If you are able to conduct a full two-hour TCI session, here is the typical approach used by David Bryant in live events:
Two Hour TCI Video Session
Worship Hymn or Song (5 minutes)
Responsive Readings (5 minutes)
Worship Hymn or Song (5 minutes)
Presentation (70 minutes approximately)
Open Discussion (20 minutes)
Huddle Prayer (7 minutes)
Personal Prayer (3 minutes)
Praises to the King (5 minutes)
Explanations
- The discussion times (or the prayer times) can be expanded or collapsed depending on the length of a particular session’s video. Videos vary from 50 minutes to 75 minutes, the average is about 65 minutes. Note: Video Session 7 is the longest; it lasts 85 minutes. For it, discussion and prayer must be adjusted accordingly.
- The opening Responsive Readings are found in the opening five PowerPoint slides for each session (Every PowerPoint session can be downloaded together by clicking here). They highlight four brief but important preparatory activities: Praise (opening hymn or song), Prelude (read out loud by one participant), Passage (read out loud by another participant), Prayer (read out loud in unison). This is followed with one more hymn or song. You can project the PowerPoint slides found at the beginning of each package before viewing the video. Or you can turn to the PDF link to download and reproduce the same three slides as a handout. (Note: There are no such opening slides for Session IX. Start with prayer and begin the video.)
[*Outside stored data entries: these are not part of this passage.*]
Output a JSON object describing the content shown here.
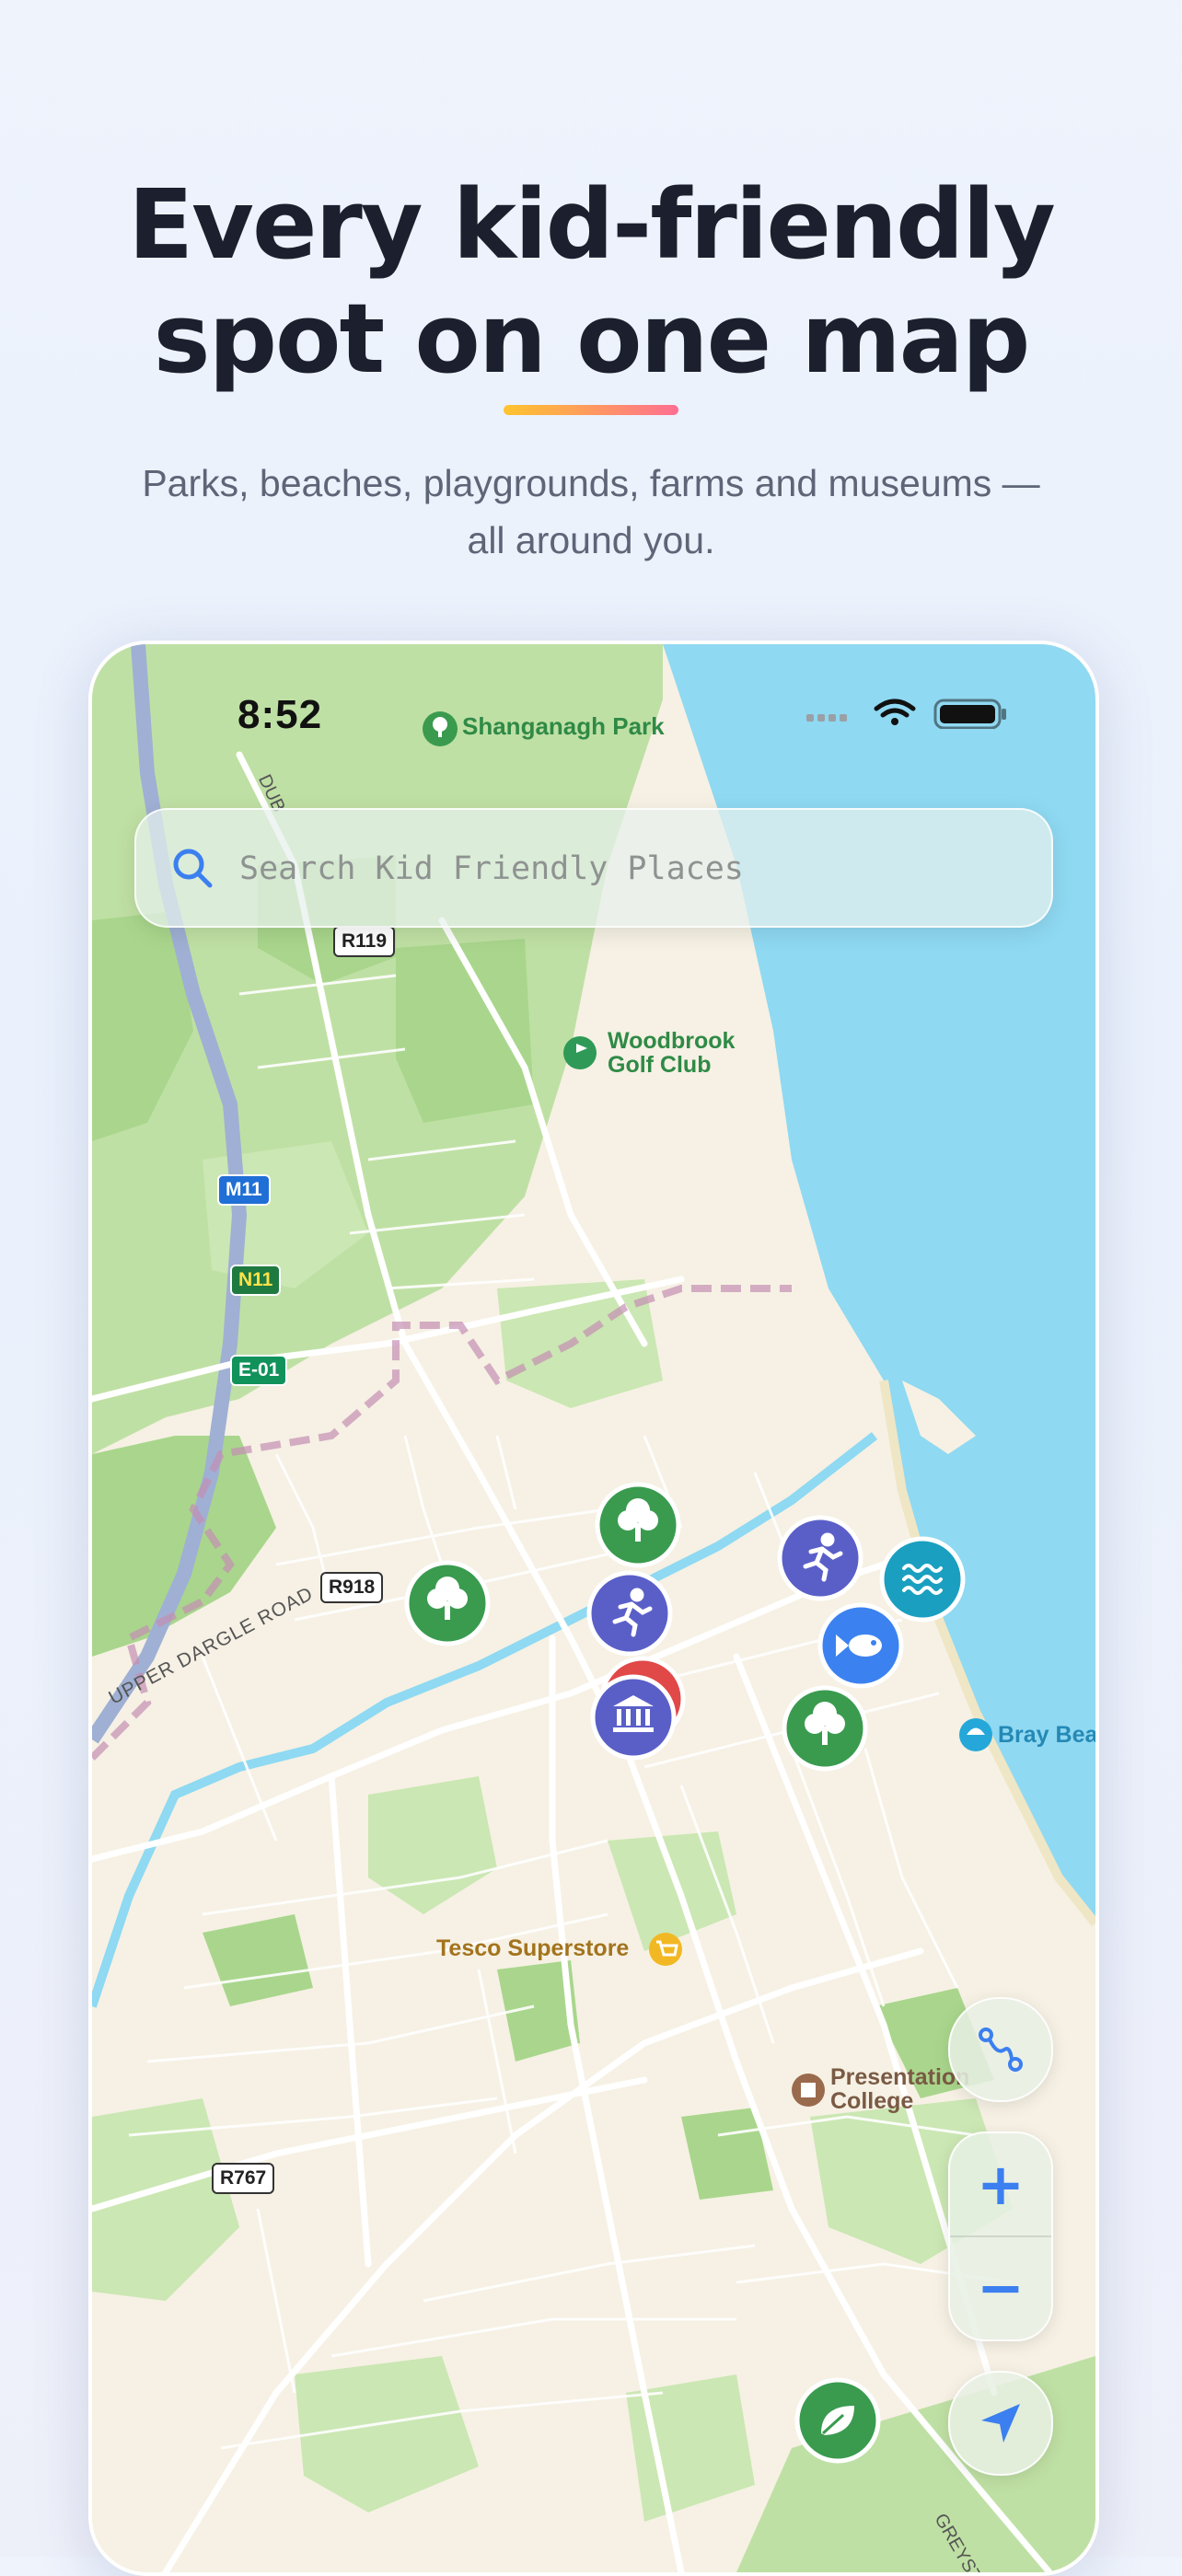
{
  "header": {
    "title_line1": "Every kid-friendly",
    "title_line2": "spot on one map",
    "subtitle_line1": "Parks, beaches, playgrounds, farms and museums —",
    "subtitle_line2": "all around you."
  },
  "status_bar": {
    "time": "8:52"
  },
  "search": {
    "placeholder": "Search Kid Friendly Places"
  },
  "map": {
    "labels": {
      "shanganagh": "Shanganagh Park",
      "woodbrook_1": "Woodbrook",
      "woodbrook_2": "Golf Club",
      "tesco": "Tesco Superstore",
      "presentation_1": "Presentation",
      "presentation_2": "College",
      "bray": "Bray Bea",
      "upper_dargle": "UPPER DARGLE ROAD",
      "greystones": "GREYSTO",
      "dub": "DUB"
    },
    "roads": {
      "r119": "R119",
      "m11": "M11",
      "n11": "N11",
      "e01": "E-01",
      "r918": "R918",
      "r767": "R767"
    },
    "pins": [
      {
        "category": "park",
        "icon": "tree-icon",
        "color": "#3a9b4f"
      },
      {
        "category": "park",
        "icon": "tree-icon",
        "color": "#3a9b4f"
      },
      {
        "category": "playground",
        "icon": "running-person-icon",
        "color": "#5a5fc8"
      },
      {
        "category": "playground",
        "icon": "running-person-icon",
        "color": "#5a5fc8"
      },
      {
        "category": "beach",
        "icon": "waves-icon",
        "color": "#1a9fc0"
      },
      {
        "category": "aquarium",
        "icon": "fish-icon",
        "color": "#3b82f0"
      },
      {
        "category": "museum",
        "icon": "museum-icon",
        "color": "#5a5fc8"
      },
      {
        "category": "park",
        "icon": "tree-icon",
        "color": "#3a9b4f"
      },
      {
        "category": "nature",
        "icon": "leaf-icon",
        "color": "#3a9b4f"
      }
    ]
  },
  "controls": {
    "route": "route-icon",
    "zoom_in": "+",
    "zoom_out": "−",
    "locate": "location-arrow-icon"
  },
  "colors": {
    "accent": "#3b7ff0",
    "park": "#3a9b4f",
    "activity": "#5a5fc8",
    "water": "#8fd9f2"
  }
}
- During the video, from time to time you may want to push the “pause” button whenever David allows the audience a few moments for what he calls “selah” time, so your participants may enjoy a few extra seconds for reflection and prayer before pressing on.
- The open discussion times could unfold in two ways: (1) Open the floor for an exchange of comments or questions, for as along as your schedule allows. Your role as the facilitator simply is to moderate, making sure no one person dominates the time. Time for discussion is brief and does not lend itself to in-depth analysis of the session’s themes and insights. Therefore, encourage participants to continue discussions at a later time. (2) You may want to draw on the two discussion questions found at the end of the PowerPoint package for each session (also the end of each PDF package). Participants may prefer beginning with these questions to prompt the sharing time. The questions can be discussed either in small clusters or by the group as a whole.
- Huddle Prayer provides a short time for participants to pray together about what they have heard and discussed, doing so in smaller groups so that everyone has an opportunity to join in if they want.
- Personal Prayer allows each participant to reflect, or worship, or pray – as they choose. It is recommended, however, that during the time everyone be invited to kneel, preferably before a chair representing the Throne where King Jesus reigns.
- Praises to the King involves a final hymn or song that focuses on the major theme(s) for that specific TCI session.
- Note on Session IX: Open with a worship song and prayer. Go straight to the video. After viewing it, discuss the closing questions at the end of the video (see also end of PDF). More specifically, discuss (perhaps in smaller groups) your willingness to assume the “Lifetime Commitment of Every Messenger of Hope” outlined at the close of Session IX. Then conclude this session – and the TCI experience — with a personal prayer time on your knees, standing to sing together one final hymn of consecration.
- You can review the content of each video in three ways. If your TCI takes place over a nine week period, between sessions students can either (1) read the chapter in Christ Is NOW! that relates to the previous session, digging deeper into its themes and insights; or (2) download the PDF document of the PowerPoint slides for the previous session, using that to reflect back over the talk; or, (3) simply view the video all over again online.
However, if your TCI schedule is more concentrated (like the “intensive” approach) then afterwards participants can visit the TCI web site to access its many free resources (including viewing the videos again, scanning the PDF or exploring Christ Is NOW!).